Кроули вел машину не спеша, без сирены. Ему шел пятый десяток. Крупный, несколько полноватый, с квадратными лицом и тяжелым подбородком, он производил впечатление человека заурядного.
Машина двигалась вверх по Восьмой авеню, весеннее солнце освещало капот. Они направлялись на площадь Герфилд, им нужен был квартал между Восьмой авеню и Западным Проспект-парком. Квартал пришлось объехать, потому что на Герфилд было одностороннее движение. Нужный им район представлял собой двойной ряд облупленных каменных зданий, разделенных внутри на тысячи квартир, уютных закоулков, ниш, коробкообразных пещер, где работники метро спали ночью. Метро на Манхэттене — в шести кварталах отсюда, на площади Великой Армии.
В час дня прошлой пятницы, в конце мая, тротуары были пустынны, здания выглядели покинутыми. Только машины стояли вдоль левой стороны улицы, свидетельствуя о наличии в домах скрытой жизни.

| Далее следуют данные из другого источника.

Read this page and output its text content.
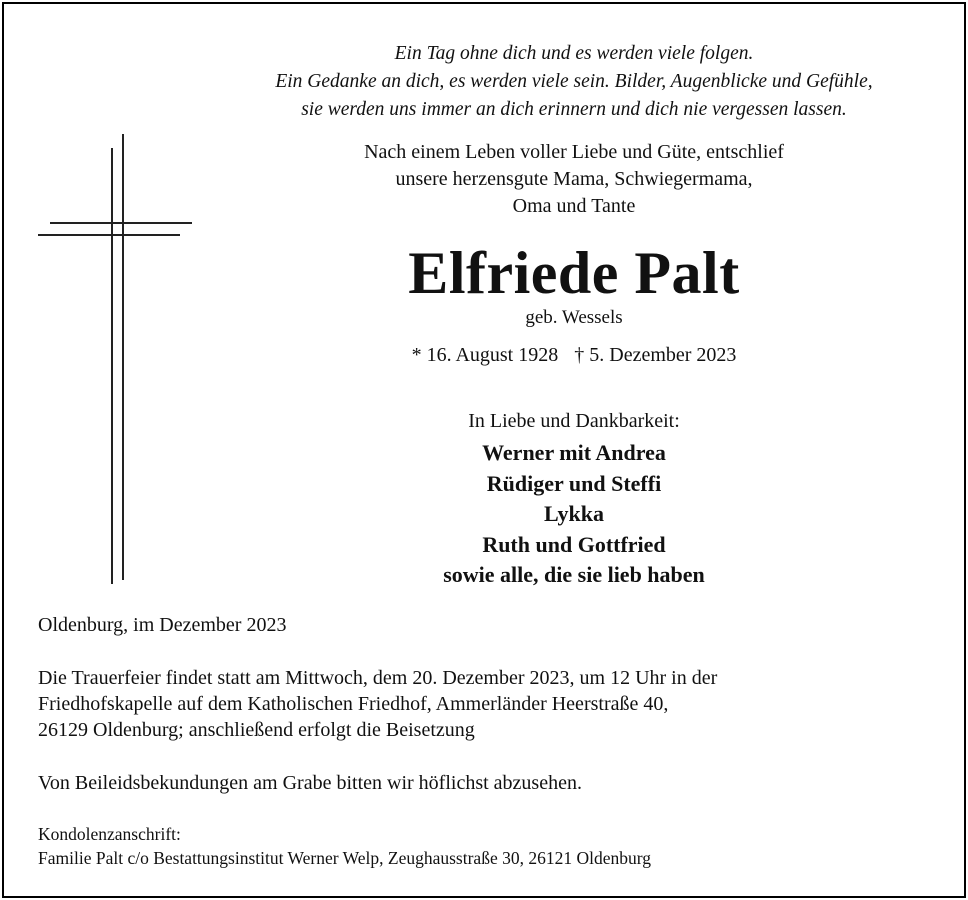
Ein Tag ohne dich und es werden viele folgen.
Ein Gedanke an dich, es werden viele sein. Bilder, Augenblicke und Gefühle,
sie werden uns immer an dich erinnern und dich nie vergessen lassen.
Nach einem Leben voller Liebe und Güte, entschlief
unsere herzensgute Mama, Schwiegermama,
Oma und Tante
Elfriede Palt
geb. Wessels
* 16. August 1928 † 5. Dezember 2023
In Liebe und Dankbarkeit:
Werner mit Andrea
Rüdiger und Steffi
Lykka
Ruth und Gottfried
sowie alle, die sie lieb haben
Oldenburg, im Dezember 2023
Die Trauerfeier findet statt am Mittwoch, dem 20. Dezember 2023, um 12 Uhr in der
Friedhofskapelle auf dem Katholischen Friedhof, Ammerländer Heerstraße 40,
26129 Oldenburg; anschließend erfolgt die Beisetzung
Von Beileidsbekundungen am Grabe bitten wir höflichst abzusehen.
Kondolenzanschrift:
Familie Palt c/o Bestattungsinstitut Werner Welp, Zeughausstraße 30, 26121 Oldenburg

Нужный им дом находился в середине квартала, на правой стороне. Стоянка автомобилей была здесь запрещена, так что Кроули пришлось оставить машину на противоположной стороне. Он щелкнул солнечным козырьком вместе с прикрепленной к нему служебной карточкой и последовал к двери под лестницей. Дверь была открыта. Ливайн и Кроули вошли внутрь. После яркого солнечного света глазам Ливайна потребовалось несколько секунд, чтобы привыкнуть к тусклому освещению. Наконец он смог различить фигуры двух мужчин, стоящих в конце коридора у закрытой двери. Один из них был Тэннер — молодой полицейский шести футов роста, с квадратным и невыразительным лицом. Другой, очевидно, Ларри Перкинс. Ливайн и Кроули двинулись по коридору. В течение семи лет совместной работы негласно установилось разделение труда которое удовлетворяло их обоих. Кроули задавал вопросы, а Ливайн выслушивал ответы. Кроули представился Тэннеру, который сказал:
— Это Ларри Перкинс из дома 294 по Четвертой улице.
— Тело там? — спросил Кроули, указывая на закрытую дверь.

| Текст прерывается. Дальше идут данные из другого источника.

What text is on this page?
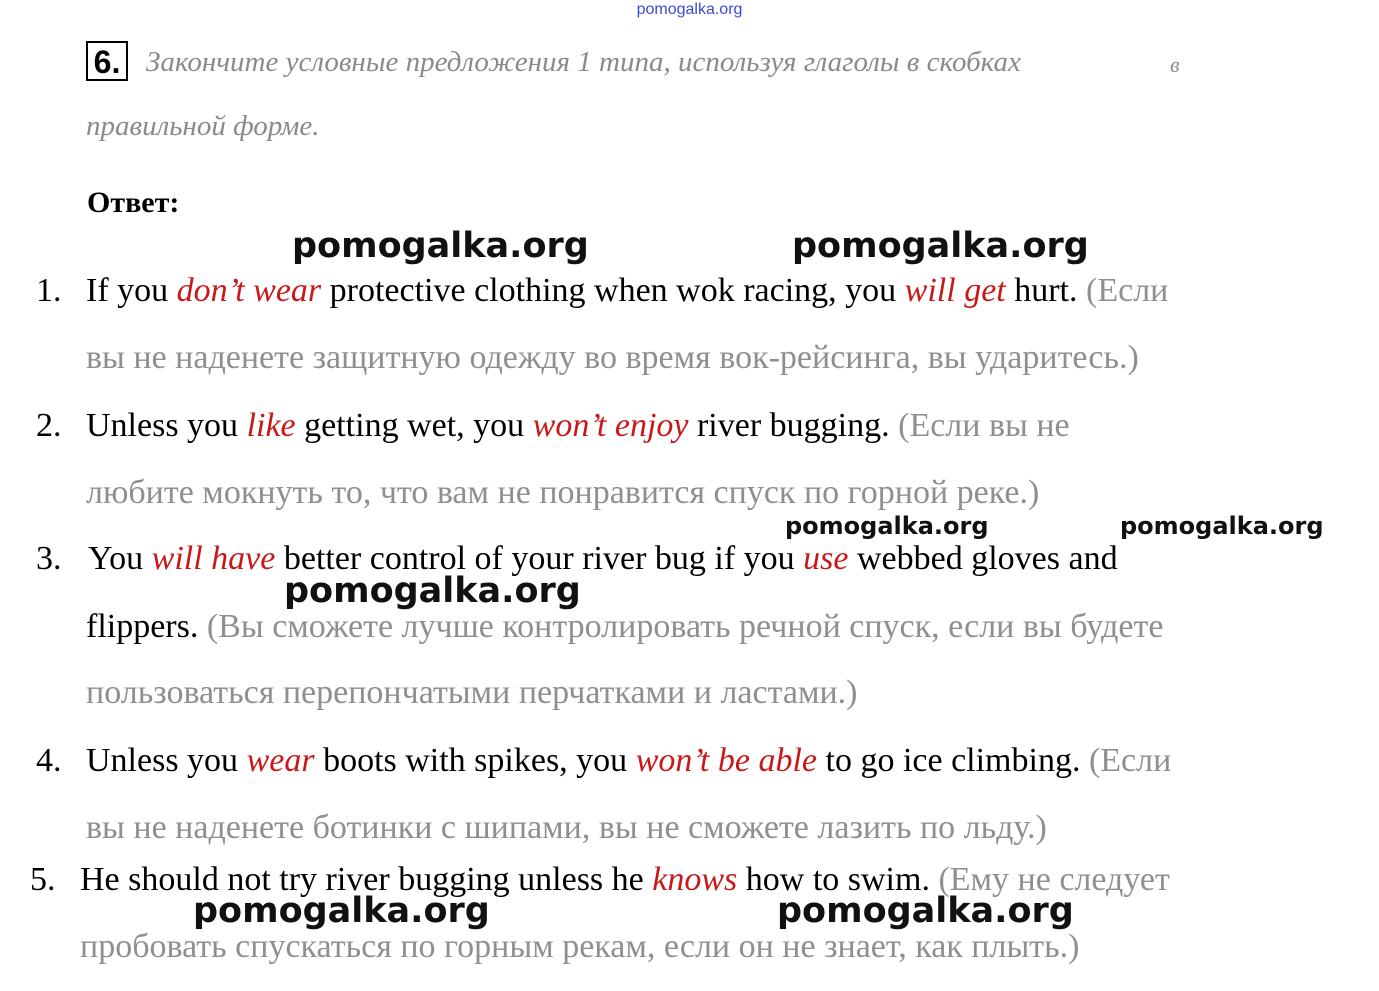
pomogalka.org
6. Закончите условные предложения 1 типа, используя глаголы в скобках	в
правильной форме.
Ответ:
1. If you don’t wear protective clothing when wok racing, you will get hurt. (Если
вы не наденете защитную одежду во время вок-рейсинга, вы ударитесь.)
2. Unless you like getting wet, you won’t enjoy river bugging. (Если вы не
любите мокнуть то, что вам не понравится спуск по горной реке.)
3. You will have better control of your river bug if you use webbed gloves and
flippers. (Вы сможете лучше контролировать речной спуск, если вы будете
пользоваться перепончатыми перчатками и ластами.)
4. Unless you wear boots with spikes, you won’t be able to go ice climbing. (Если
вы не наденете ботинки с шипами, вы не сможете лазить по льду.)
5. He should not try river bugging unless he knows how to swim. (Ему не следует
пробовать спускаться по горным рекам, если он не знает, как плыть.)
pomogalka.org	pomogalka.org
pomogalka.org	pomogalka.org
pomogalka.org
pomogalka.org	pomogalka.org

— Да, сэр, — сказал Тэннер.
— Войдем, — предложил Кроули. — Не спускайте глаз с этой пташки. Смотрите, чтобы не упорхнула.

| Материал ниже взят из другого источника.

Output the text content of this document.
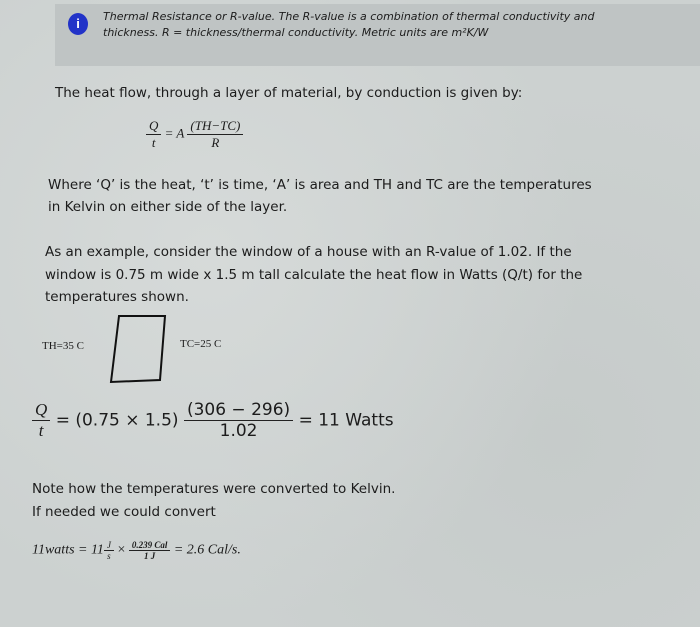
i	Thermal Resistance or R-value. The R-value is a combination of thermal conductivity and
thickness. R = thickness/thermal conductivity. Metric units are m²K/W
The heat flow, through a layer of material, by conduction is given by:
$\frac{Q}{t} = A \frac{(TH-TC)}{R}$
Where ‘Q’ is the heat, ‘t’ is time, ‘A’ is area and TH and TC are the temperatures
in Kelvin on either side of the layer.
As an example, consider the window of a house with an R-value of 1.02. If the
window is 0.75 m wide x 1.5 m tall calculate the heat flow in Watts (Q/t) for the
temperatures shown.
TH=35 C	TC=25 C
$\frac{Q}{t} = (0.75 \times 1.5) \frac{(306 - 296)}{1.02} = 11$ Watts
Note how the temperatures were converted to Kelvin.
If needed we could convert
11watts = $11 \frac{J}{s} \times \frac{\text{0.239 Cal}}{1 J} = 2.6$ Cal/s.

— Мне надо кое-что отнести в библиотеку, — сказал неожиданно Перкинс.
Все удивленно посмотрели на него.
Ливайн взглянул на Перкинса, стараясь понять, что это за человек, — технический прием, которым он пользовался почти автоматически. Вначале он попытался отнести Перкинса к какому-нибудь определенному типу. Затем наступила пора найти особые индивидуальные черты, выделяющие Перкинса из общего типа. Благодаря этим операциям Ливайн мог составить для себя довольно полную характеристику человека, и большей частью она оказывалась близкой к истине.
Определить общий тип не составило труда. Перкинс, в своем черном шерстяном свитере, подпоясанный ремнем цвета хаки, в потертых туфлях без носков, был «арти», богема. Каков их лозунг в этом году? В прошлом году они провозгласили модным уныние, в этом году призывали «бить». Именно так. Значит, Ларри Перкинс принадлежал к категории «битников». А индивидуальные особенности обязательно проявятся вскоре в разговоре, манерах.
Кроули повторил: «Давайте войдем внутрь», — и все четверо двинулись в комнату, где лежал труп.
В квартире была одна большая комната, кухонька не больше чулана и крошечная ванная. Убирающаяся в стену кровать стояла откинутой. Она была покрыта полосатой, как зебра, тканью. Кухонный стол и пара кресел — вот и вся мебель. На столе за огромной грудой долгоиграющих пластинок виднелся проигрыватель. Все, за исключением проигрывателя, выглядело поблекшим, изношенным и подержанным, включая тонкий, бежевого цвета ковер на полу и грязные обои в цветочках. Два окна выходили на узкий зацементированный двор и торцевую сторону другого каменного здания. На улице был яркий солнечный день, но сюда солнце и не думало заглядывать.